This post is an addendum for using the Falstad program. I thought if posts are kept small understanding how it works will be easier. There was quite a bit of information, albeit simplified, included in the Falstad post. In this post, I will attempt to explain a very basic but very essential law of how electronic circuits operate.
The law is called Ohm’s law. This is a mathematical relationship among resistance, voltage and current. Before getting into the math part, I am going to explain how these components affect the flow of electricity in the circuit. Resistors act to slow the current flowing in the circuit. As an analogy, consider you have a water tank that has a pipe coming out of it. The level of water in the tank would be like the voltage, the high the level, the higher the voltage.

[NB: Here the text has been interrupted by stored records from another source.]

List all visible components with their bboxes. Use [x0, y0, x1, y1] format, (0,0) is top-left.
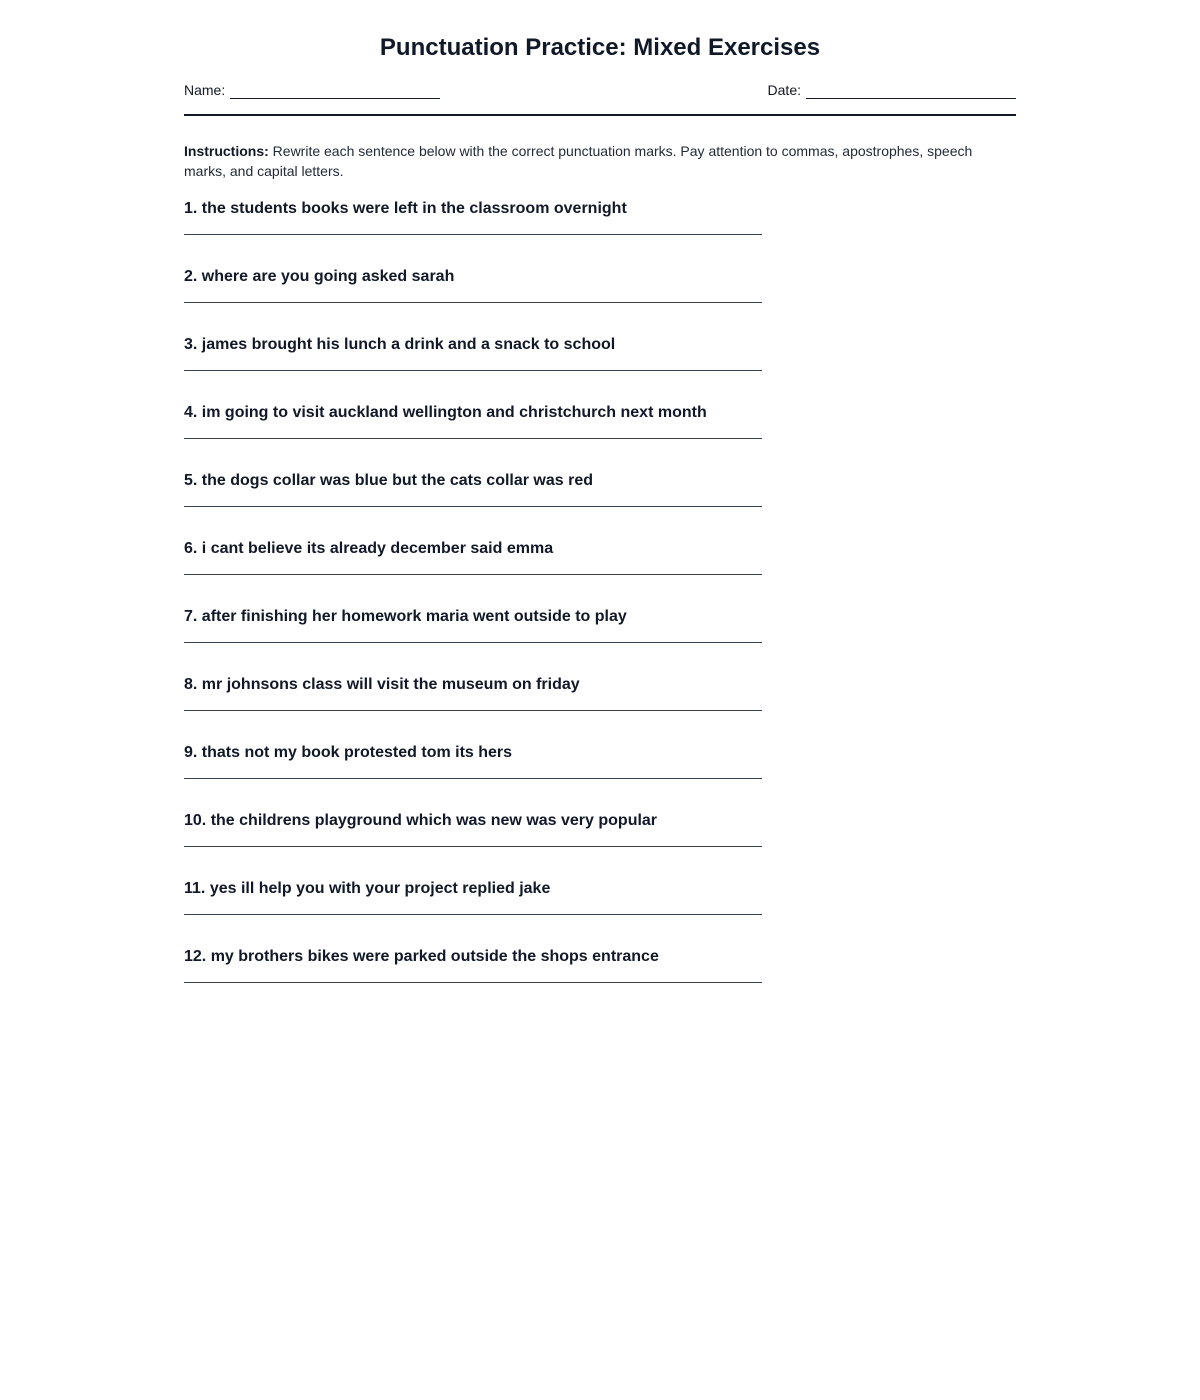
name-blank-line[interactable] — [230, 83, 440, 99]
question-text: thats not my book protested tom its hers — [201, 744, 513, 761]
question-prompt — [184, 606, 1016, 628]
name-label: Name: — [184, 82, 226, 98]
instructions-label: Instructions: — [184, 143, 269, 159]
question-text: after finishing her homework maria went outside to play — [201, 608, 627, 625]
question-text: i cant believe its already december said emma — [201, 540, 554, 557]
question-item — [184, 674, 1016, 742]
question-item — [184, 538, 1016, 606]
name-field — [184, 81, 440, 99]
answer-line[interactable] — [184, 846, 762, 847]
question-text: where are you going asked sarah — [201, 268, 455, 285]
question-text: james brought his lunch a drink and a snack to school — [201, 336, 616, 353]
date-label: Date: — [767, 82, 801, 98]
question-number: 4. — [184, 404, 198, 421]
question-prompt — [184, 538, 1016, 560]
question-prompt — [184, 810, 1016, 832]
question-prompt — [184, 878, 1016, 900]
answer-line[interactable] — [184, 234, 762, 235]
worksheet-page — [184, 0, 1016, 1014]
answer-line[interactable] — [184, 914, 762, 915]
question-prompt — [184, 198, 1016, 220]
question-text: im going to visit auckland wellington and christchurch next month — [201, 404, 707, 421]
header-fields — [184, 81, 1016, 116]
instructions-text: Rewrite each sentence below with the correct punctuation marks. Pay attention to commas, apostrophes, speech marks, and capital letters. — [184, 143, 973, 179]
question-number: 10. — [184, 812, 207, 829]
answer-line[interactable] — [184, 370, 762, 371]
question-item — [184, 334, 1016, 402]
answer-line[interactable] — [184, 642, 762, 643]
question-prompt — [184, 334, 1016, 356]
question-text: the childrens playground which was new was very popular — [210, 812, 658, 829]
question-number: 1. — [184, 200, 198, 217]
question-prompt — [184, 266, 1016, 288]
question-number: 9. — [184, 744, 198, 761]
question-item — [184, 742, 1016, 810]
question-number: 7. — [184, 608, 198, 625]
question-text: my brothers bikes were parked outside the shops entrance — [210, 948, 659, 965]
answer-line[interactable] — [184, 982, 762, 983]
question-prompt — [184, 946, 1016, 968]
question-item — [184, 402, 1016, 470]
question-list — [184, 198, 1016, 1014]
instructions — [184, 141, 1016, 181]
answer-line[interactable] — [184, 778, 762, 779]
question-number: 11. — [184, 880, 206, 897]
answer-line[interactable] — [184, 574, 762, 575]
question-item — [184, 810, 1016, 878]
question-item — [184, 878, 1016, 946]
worksheet-title: Punctuation Practice: Mixed Exercises — [379, 34, 821, 61]
question-number: 12. — [184, 948, 207, 965]
question-text: yes ill help you with your project replied jake — [209, 880, 551, 897]
question-text: mr johnsons class will visit the museum on friday — [201, 676, 580, 693]
question-item — [184, 198, 1016, 266]
question-item — [184, 470, 1016, 538]
question-item — [184, 266, 1016, 334]
date-field — [768, 81, 1016, 99]
answer-line[interactable] — [184, 438, 762, 439]
answer-line[interactable] — [184, 710, 762, 711]
question-text: the dogs collar was blue but the cats collar was red — [201, 472, 594, 489]
question-number: 5. — [184, 472, 198, 489]
question-number: 8. — [184, 676, 198, 693]
question-text: the students books were left in the classroom overnight — [201, 200, 627, 217]
answer-line[interactable] — [184, 302, 762, 303]
question-item — [184, 606, 1016, 674]
question-prompt — [184, 742, 1016, 764]
answer-line[interactable] — [184, 506, 762, 507]
question-prompt — [184, 674, 1016, 696]
question-item — [184, 946, 1016, 1014]
question-number: 3. — [184, 336, 198, 353]
question-prompt — [184, 470, 1016, 492]
question-number: 2. — [184, 268, 198, 285]
question-prompt — [184, 402, 1016, 424]
date-blank-line[interactable] — [806, 83, 1016, 99]
question-number: 6. — [184, 540, 198, 557]
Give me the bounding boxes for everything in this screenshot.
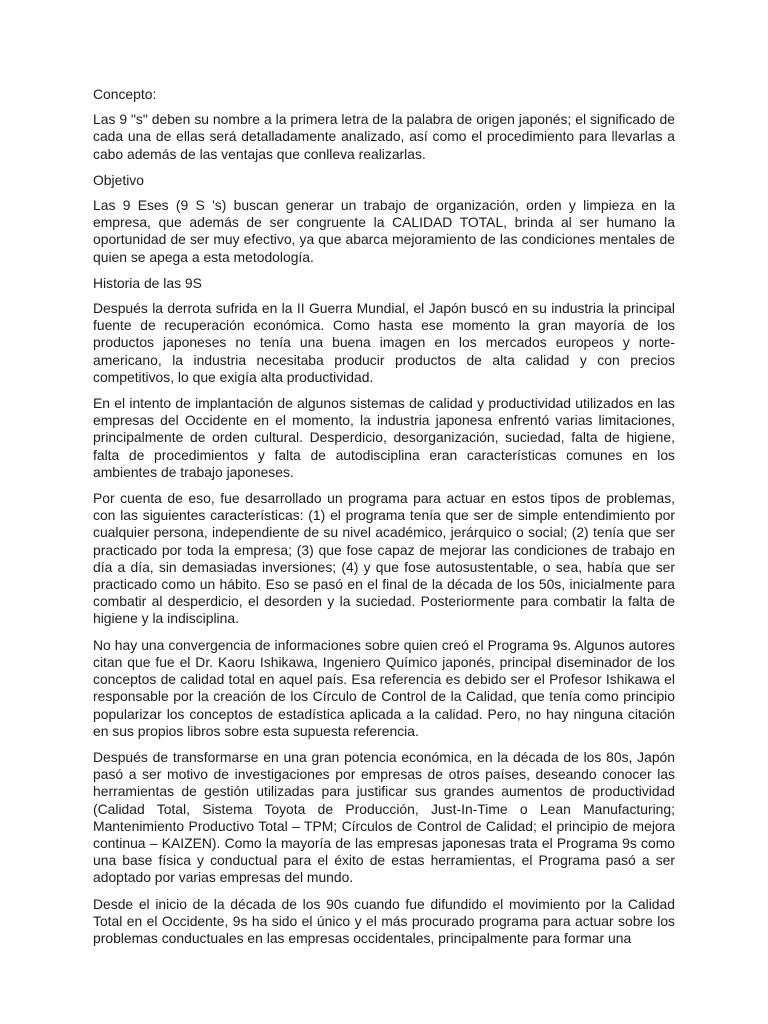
- paragraph-concepto: Las 9 "s" deben su nombre a la primera letra de la palabra de origen japonés; el significado de cada una de ellas será detalladamente analizado, así como el procedimiento para llevarlas a cabo además de las ventajas que conlleva realizarlas.: [93, 111, 675, 162]
- paragraph-historia-2: En el intento de implantación de algunos sistemas de calidad y productividad utilizados en las empresas del Occidente en el momento, la industria japonesa enfrentó varias limitaciones, principalmente de orden cultural. Desperdicio, desorganización, suciedad, falta de higiene, falta de procedimientos y falta de autodisciplina eran características comunes en los ambientes de trabajo japoneses.: [93, 395, 675, 480]
- paragraph-historia-1: Después la derrota sufrida en la II Guerra Mundial, el Japón buscó en su industria la principal fuente de recuperación económica. Como hasta ese momento la gran mayoría de los productos japoneses no tenía una buena imagen en los mercados europeos y norte-americano, la industria necesitaba producir productos de alta calidad y con precios competitivos, lo que exigía alta productividad.: [93, 300, 675, 385]
- paragraph-historia-5: Después de transformarse en una gran potencia económica, en la década de los 80s, Japón pasó a ser motivo de investigaciones por empresas de otros países, deseando conocer las herramientas de gestión utilizadas para justificar sus grandes aumentos de productividad (Calidad Total, Sistema Toyota de Producción, Just-In-Time o Lean Manufacturing; Mantenimiento Productivo Total – TPM; Círculos de Control de Calidad; el principio de mejora continua – KAIZEN). Como la mayoría de las empresas japonesas trata el Programa 9s como una base física y conductual para el éxito de estas herramientas, el Programa pasó a ser adoptado por varias empresas del mundo.: [93, 748, 675, 886]
- heading-historia: Historia de las 9S: [93, 274, 202, 291]
- paragraph-historia-4: No hay una convergencia de informaciones sobre quien creó el Programa 9s. Algunos autores citan que fue el Dr. Kaoru Ishikawa, Ingeniero Químico japonés, principal diseminador de los conceptos de calidad total en aquel país. Esa referencia es debido ser el Profesor Ishikawa el responsable por la creación de los Círculo de Control de la Calidad, que tenía como principio popularizar los conceptos de estadística aplicada a la calidad. Pero, no hay ninguna citación en sus propios libros sobre esta supuesta referencia.: [93, 636, 675, 739]
- heading-objetivo: Objetivo: [93, 171, 144, 188]
- document-page: [93, 86, 675, 956]
- paragraph-objetivo: Las 9 Eses (9 S 's) buscan generar un trabajo de organización, orden y limpieza en la empresa, que además de ser congruente la CALIDAD TOTAL, brinda al ser humano la oportunidad de ser muy efectivo, ya que abarca mejoramiento de las condiciones mentales de quien se apega a esta metodología.: [93, 197, 675, 265]
- heading-concepto: Concepto:: [93, 86, 157, 102]
- paragraph-historia-3: Por cuenta de eso, fue desarrollado un programa para actuar en estos tipos de problemas, con las siguientes características: (1) el programa tenía que ser de simple entendimiento por cualquier persona, independiente de su nivel académico, jerárquico o social; (2) tenía que ser practicado por toda la empresa; (3) que fose capaz de mejorar las condiciones de trabajo en día a día, sin demasiadas inversiones; (4) y que fose autosustentable, o sea, había que ser practicado como un hábito. Eso se pasó en el final de la década de los 50s, inicialmente para combatir al desperdicio, el desorden y la suciedad. Posteriormente para combatir la falta de higiene y la indisciplina.: [93, 490, 675, 627]
- paragraph-historia-6: Desde el inicio de la década de los 90s cuando fue difundido el movimiento por la Calidad Total en el Occidente, 9s ha sido el único y el más procurado programa para actuar sobre los problemas conductuales en las empresas occidentales, principalmente para formar una: [93, 895, 675, 946]
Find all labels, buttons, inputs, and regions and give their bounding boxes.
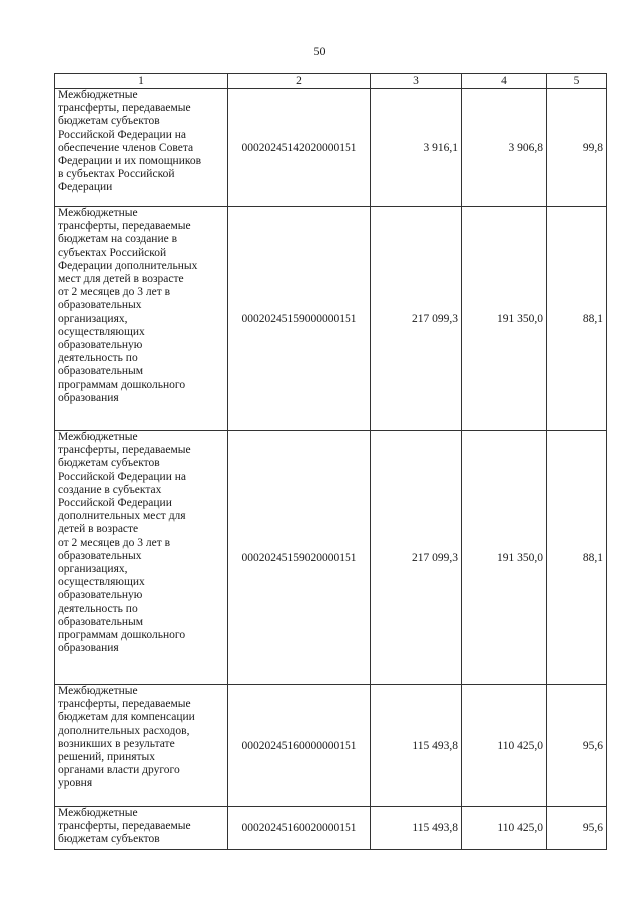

The pipe is like a resistor, the smaller the diameter of the pipe, the higher the resistance and conversely, the larger the diameter, the lower the resistance. The speed of the water as it flows through the pipe is analogous to the current. If you can visualize this water tank example then you can visualize what electrons are going to do in a circuit. Electricity is just the flow of electrons.
Lastly the math part. The attached image is a handy tool to remember the equation for Ohm’s law, V (voltage) = R (resistance) times I (current). Using this equation if you know two of the values, you can determine the unknown value. For example if voltage is 12 volts and the resistance is 1 Ohm then by applying the equation you find that the current is 12 Amps. When using this law V needs to be in volts so if you had a millivolt it must be expressed as .001 in the equation, a millivolt is one one thousandth of a volt or 1/1000. Resistors are rated in Ohms and current is rated in amps.
The terminology is the hardest part, the math is fairly easy. A little on the terminology. Here’s a chart.
deka- 10^1 deci- 10^(-1)
hecto- 10^2 centi- 10^(-2)
kilo- 10^3 milli- 10^(-3)
mega- 10^6 micro- 10^(-6)
giga- 10^9 nano- 10^(-9)
tera- 10^12 pico- 10^(-12)
Using the law you can calculate the value of the components to combine to give you the desired output.